Things took a volatile turn last fall after investigators showed up, according to a court declaration by Carolina Ferniza of the Wage and Hour Division.
“Employees informed me that Mr. Ameri told them that if they are contacted by the Department of Labor they should state that they work only part time, that they are paid the minimum wage, that they are paid by the hour, that they are paid by check”—all things that are untrue, Ferniza said.
“Employees are afraid to tell Mr.
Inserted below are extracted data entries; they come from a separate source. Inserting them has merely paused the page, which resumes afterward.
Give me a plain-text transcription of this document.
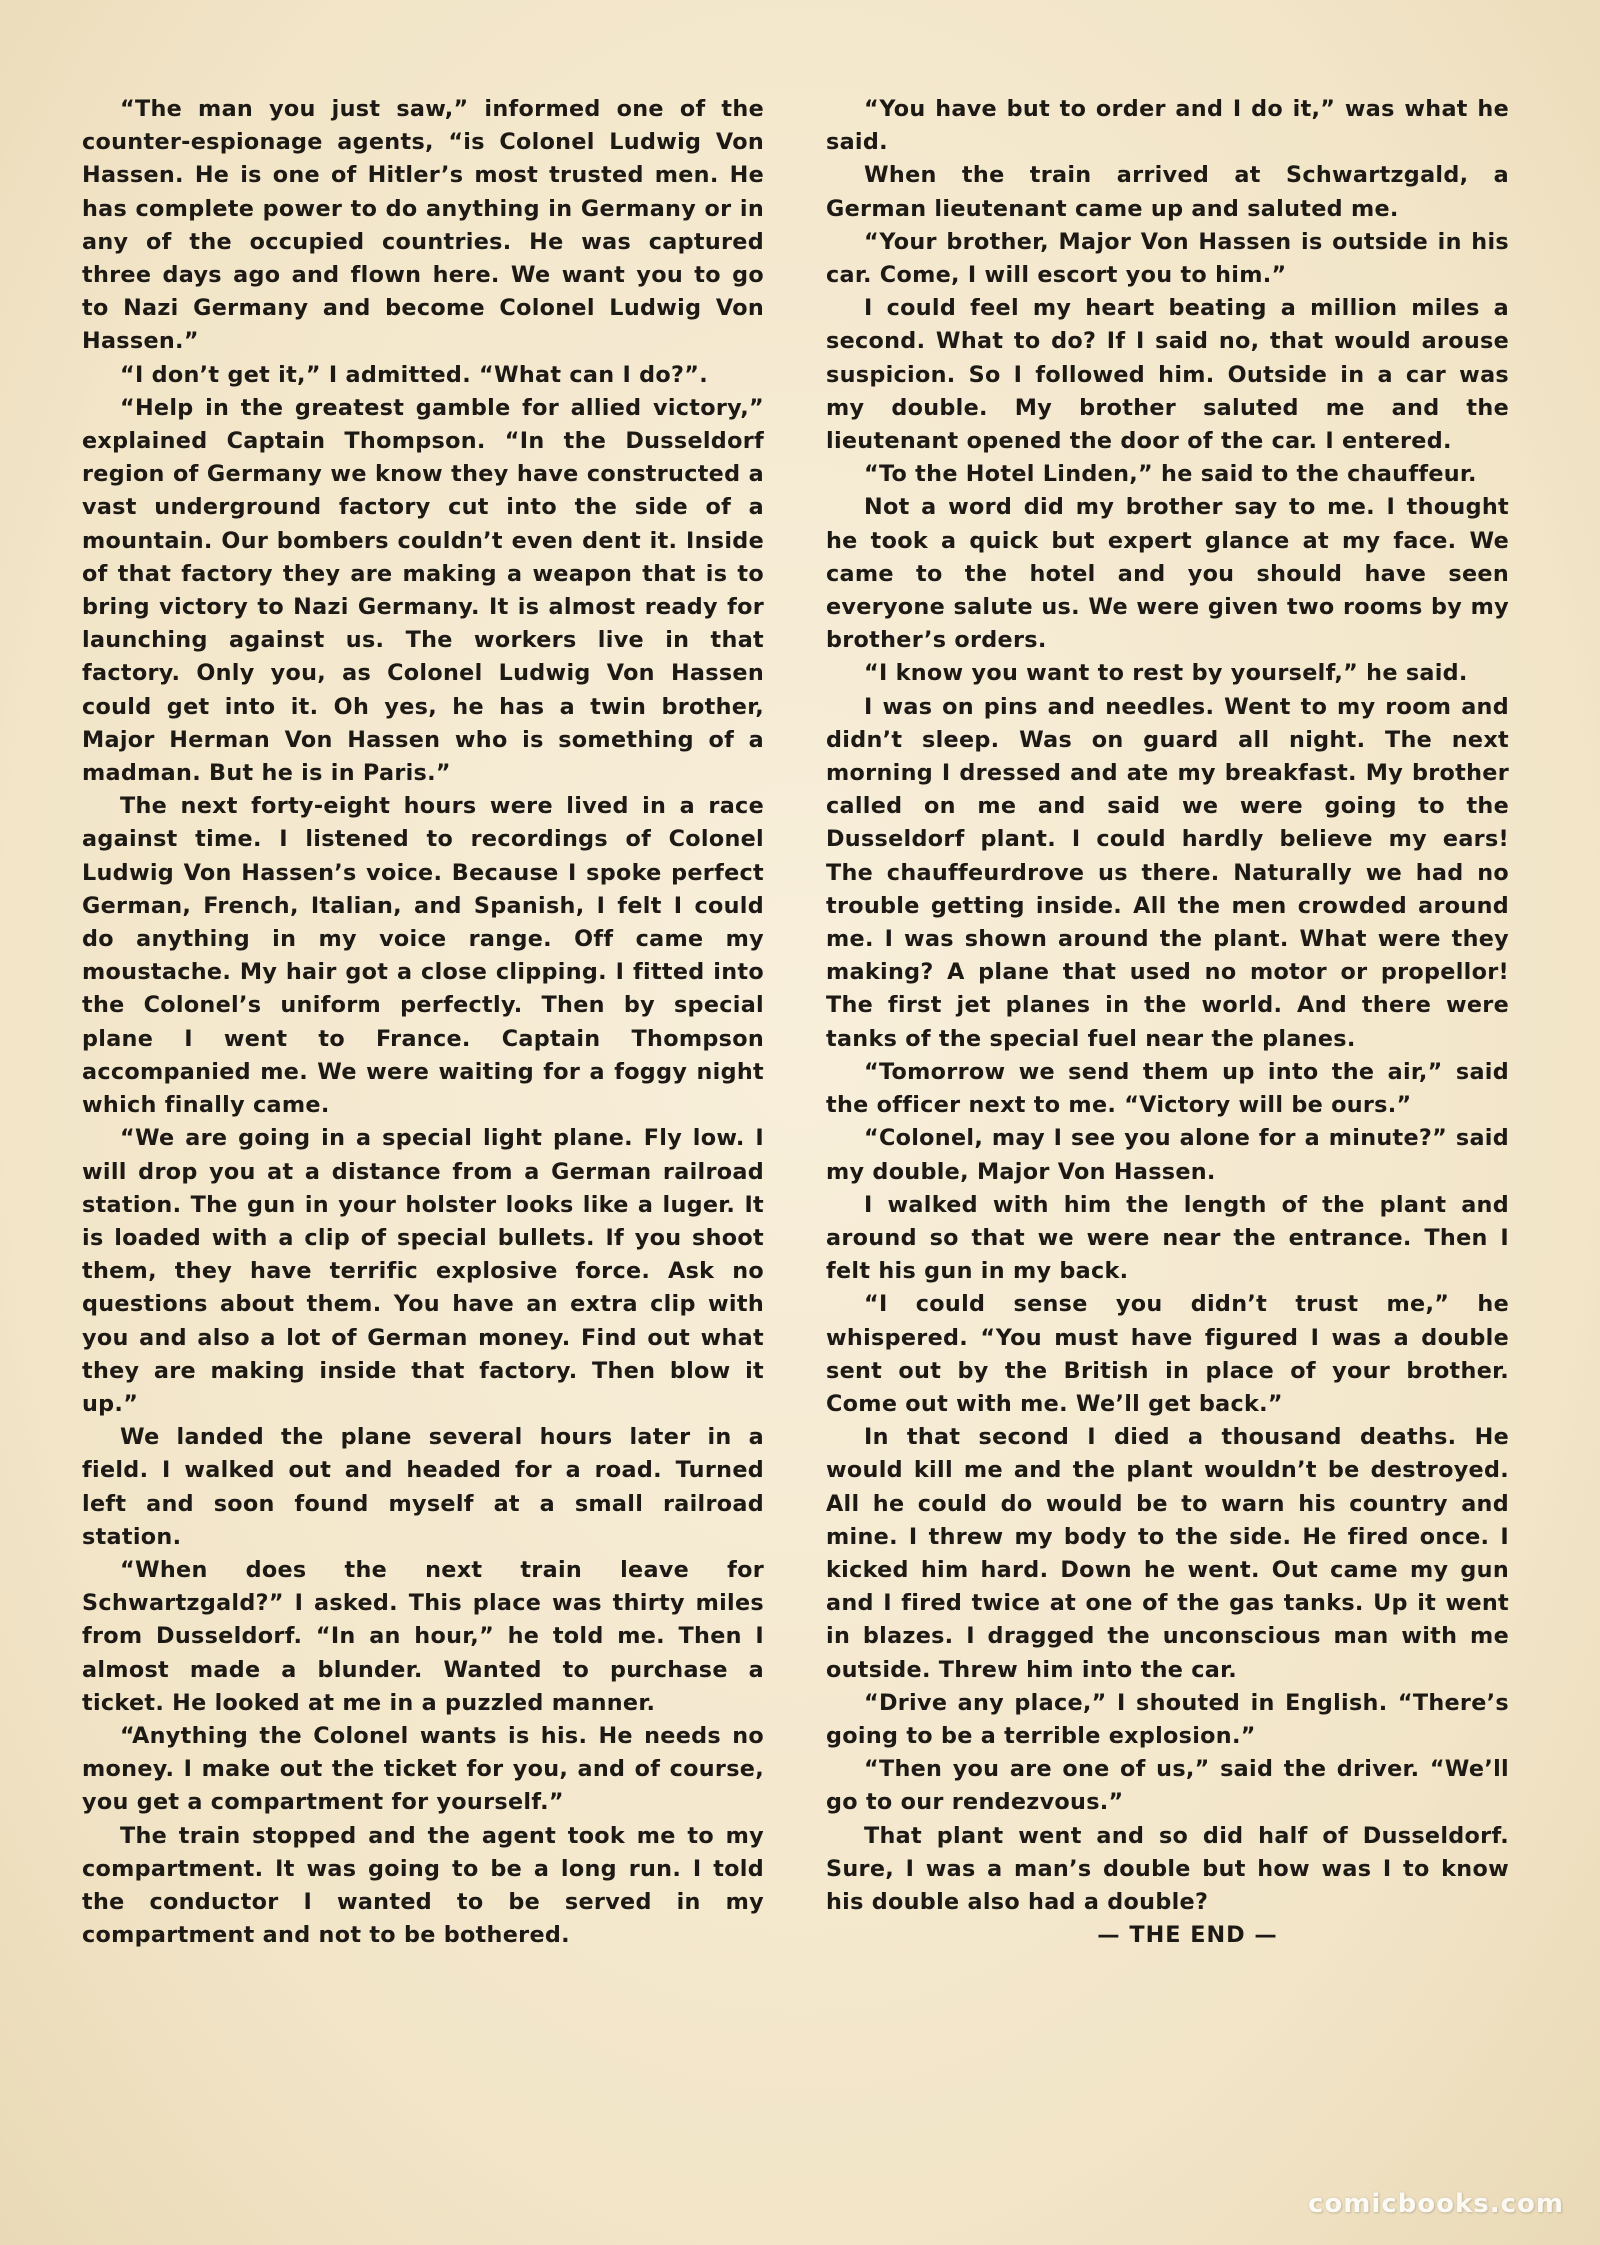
“The man you just saw,” informed one of the counter-espionage agents, “is Colonel Ludwig Von Hassen. He is one of Hitler’s most trusted men. He has complete power to do anything in Germany or in any of the occupied countries. He was captured three days ago and flown here. We want you to go to Nazi Germany and become Colonel Ludwig Von Hassen.”

“I don’t get it,” I admitted. “What can I do?”.

“Help in the greatest gamble for allied victory,” explained Captain Thompson. “In the Dusseldorf region of Germany we know they have constructed a vast underground factory cut into the side of a mountain. Our bombers couldn’t even dent it. Inside of that factory they are making a weapon that is to bring victory to Nazi Germany. It is almost ready for launching against us. The workers live in that factory. Only you, as Colonel Ludwig Von Hassen could get into it. Oh yes, he has a twin brother, Major Herman Von Hassen who is something of a madman. But he is in Paris.”

The next forty-eight hours were lived in a race against time. I listened to recordings of Colonel Ludwig Von Hassen’s voice. Because I spoke perfect German, French, Italian, and Spanish, I felt I could do anything in my voice range. Off came my moustache. My hair got a close clipping. I fitted into the Colonel’s uniform perfectly. Then by special plane I went to France. Captain Thompson accompanied me. We were waiting for a foggy night which finally came.

“We are going in a special light plane. Fly low. I will drop you at a distance from a German railroad station. The gun in your holster looks like a luger. It is loaded with a clip of special bullets. If you shoot them, they have terrific explosive force. Ask no questions about them. You have an extra clip with you and also a lot of German money. Find out what they are making inside that factory. Then blow it up.”

We landed the plane several hours later in a field. I walked out and headed for a road. Turned left and soon found myself at a small railroad station.

“When does the next train leave for Schwartzgald?” I asked. This place was thirty miles from Dusseldorf. “In an hour,” he told me. Then I almost made a blunder. Wanted to purchase a ticket. He looked at me in a puzzled manner.

“Anything the Colonel wants is his. He needs no money. I make out the ticket for you, and of course, you get a compartment for yourself.”

The train stopped and the agent took me to my compartment. It was going to be a long run. I told the conductor I wanted to be served in my compartment and not to be bothered.

“You have but to order and I do it,” was what he said.

When the train arrived at Schwartzgald, a German lieutenant came up and saluted me.

“Your brother, Major Von Hassen is outside in his car. Come, I will escort you to him.”

I could feel my heart beating a million miles a second. What to do? If I said no, that would arouse suspicion. So I followed him. Outside in a car was my double. My brother saluted me and the lieutenant opened the door of the car. I entered.

“To the Hotel Linden,” he said to the chauffeur.

Not a word did my brother say to me. I thought he took a quick but expert glance at my face. We came to the hotel and you should have seen everyone salute us. We were given two rooms by my brother’s orders.

“I know you want to rest by yourself,” he said.

I was on pins and needles. Went to my room and didn’t sleep. Was on guard all night. The next morning I dressed and ate my breakfast. My brother called on me and said we were going to the Dusseldorf plant. I could hardly believe my ears! The chauffeurdrove us there. Naturally we had no trouble getting inside. All the men crowded around me. I was shown around the plant. What were they making? A plane that used no motor or propellor! The first jet planes in the world. And there were tanks of the special fuel near the planes.

“Tomorrow we send them up into the air,” said the officer next to me. “Victory will be ours.”

“Colonel, may I see you alone for a minute?” said my double, Major Von Hassen.

I walked with him the length of the plant and around so that we were near the entrance. Then I felt his gun in my back.

“I could sense you didn’t trust me,” he whispered. “You must have figured I was a double sent out by the British in place of your brother. Come out with me. We’ll get back.”

In that second I died a thousand deaths. He would kill me and the plant wouldn’t be destroyed. All he could do would be to warn his country and mine. I threw my body to the side. He fired once. I kicked him hard. Down he went. Out came my gun and I fired twice at one of the gas tanks. Up it went in blazes. I dragged the unconscious man with me outside. Threw him into the car.

“Drive any place,” I shouted in English. “There’s going to be a terrible explosion.”

“Then you are one of us,” said the driver. “We’ll go to our rendezvous.”

That plant went and so did half of Dusseldorf. Sure, I was a man’s double but how was I to know his double also had a double?

— THE END —

comicbooks.com
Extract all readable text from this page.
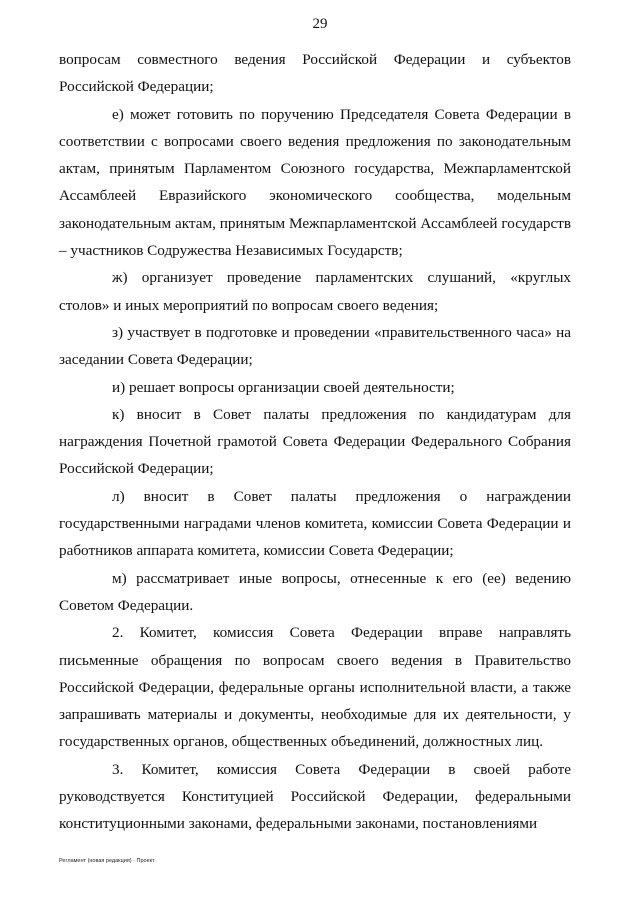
29

вопросам совместного ведения Российской Федерации и субъектов Российской Федерации;

е) может готовить по поручению Председателя Совета Федерации в соответствии с вопросами своего ведения предложения по законодательным актам, принятым Парламентом Союзного государства, Межпарламентской Ассамблеей Евразийского экономического сообщества, модельным законодательным актам, принятым Межпарламентской Ассамблеей государств – участников Содружества Независимых Государств;

ж) организует проведение парламентских слушаний, «круглых столов» и иных мероприятий по вопросам своего ведения;

з) участвует в подготовке и проведении «правительственного часа» на заседании Совета Федерации;

и) решает вопросы организации своей деятельности;

к) вносит в Совет палаты предложения по кандидатурам для награждения Почетной грамотой Совета Федерации Федерального Собрания Российской Федерации;

л) вносит в Совет палаты предложения о награждении государственными наградами членов комитета, комиссии Совета Федерации и работников аппарата комитета, комиссии Совета Федерации;

м) рассматривает иные вопросы, отнесенные к его (ее) ведению Советом Федерации.

2. Комитет, комиссия Совета Федерации вправе направлять письменные обращения по вопросам своего ведения в Правительство Российской Федерации, федеральные органы исполнительной власти, а также запрашивать материалы и документы, необходимые для их деятельности, у государственных органов, общественных объединений, должностных лиц.

3. Комитет, комиссия Совета Федерации в своей работе руководствуется Конституцией Российской Федерации, федеральными конституционными законами, федеральными законами, постановлениями

Регламент (новая редакция) · Проект
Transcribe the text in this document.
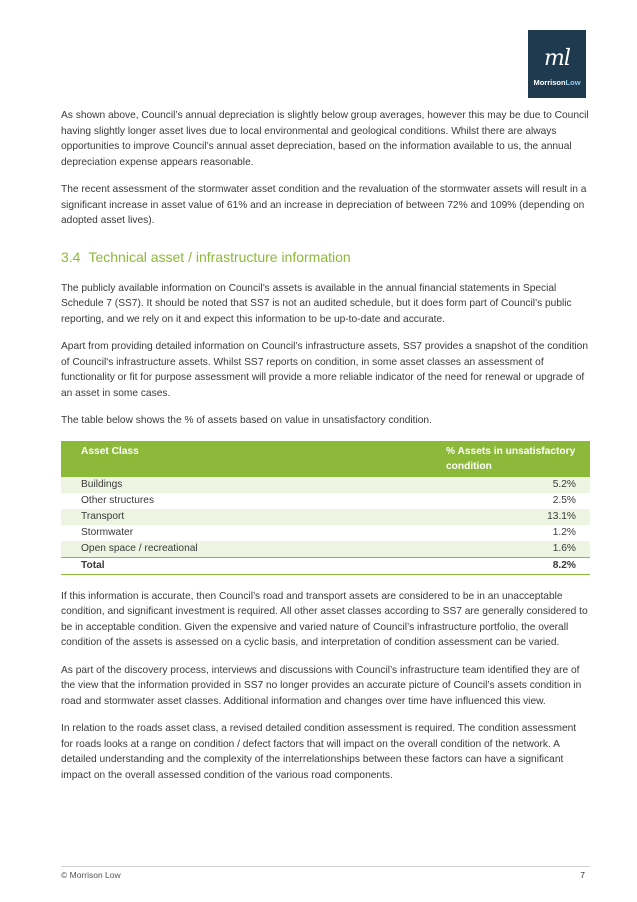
ml
MorrisonLow

As shown above, Council’s annual depreciation is slightly below group averages, however this may be due to Council having slightly longer asset lives due to local environmental and geological conditions. Whilst there are always opportunities to improve Council’s annual asset depreciation, based on the information available to us, the annual depreciation expense appears reasonable.

The recent assessment of the stormwater asset condition and the revaluation of the stormwater assets will result in a significant increase in asset value of 61% and an increase in depreciation of between 72% and 109% (depending on adopted asset lives).

3.4 Technical asset / infrastructure information

The publicly available information on Council’s assets is available in the annual financial statements in Special Schedule 7 (SS7). It should be noted that SS7 is not an audited schedule, but it does form part of Council’s public reporting, and we rely on it and expect this information to be up-to-date and accurate.

Apart from providing detailed information on Council’s infrastructure assets, SS7 provides a snapshot of the condition of Council's infrastructure assets. Whilst SS7 reports on condition, in some asset classes an assessment of functionality or fit for purpose assessment will provide a more reliable indicator of the need for renewal or upgrade of an asset in some cases.

The table below shows the % of assets based on value in unsatisfactory condition.

Asset Class	% Assets in unsatisfactory condition
Buildings	5.2%
Other structures	2.5%
Transport	13.1%
Stormwater	1.2%
Open space / recreational	1.6%
Total	8.2%

If this information is accurate, then Council’s road and transport assets are considered to be in an unacceptable condition, and significant investment is required. All other asset classes according to SS7 are generally considered to be in acceptable condition. Given the expensive and varied nature of Council’s infrastructure portfolio, the overall condition of the assets is assessed on a cyclic basis, and interpretation of condition assessment can be varied.

As part of the discovery process, interviews and discussions with Council’s infrastructure team identified they are of the view that the information provided in SS7 no longer provides an accurate picture of Council’s assets condition in road and stormwater asset classes. Additional information and changes over time have influenced this view.

In relation to the roads asset class, a revised detailed condition assessment is required. The condition assessment for roads looks at a range on condition / defect factors that will impact on the overall condition of the network. A detailed understanding and the complexity of the interrelationships between these factors can have a significant impact on the overall assessed condition of the various road components.

© Morrison Low	7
Ameri that they have spoken to me because he has threatened to retaliate against any employee who complains to the Department of Labor”.
Several workers contacted by FairWarning—all of whom asked not to be identified—confirmed they had been coached to lie to investigators or risk being fired or reported to immigration authorities.
For low-wage immigrant workers, “the biggest enemy is the fear,” Bernabe said. He described the settlement as “a big win for labor rights,” but expressed disappointment that the company will be given 20 months to pay in full. When employers cheat workers of their pay, Bernabe said, they should “have to pay right away.”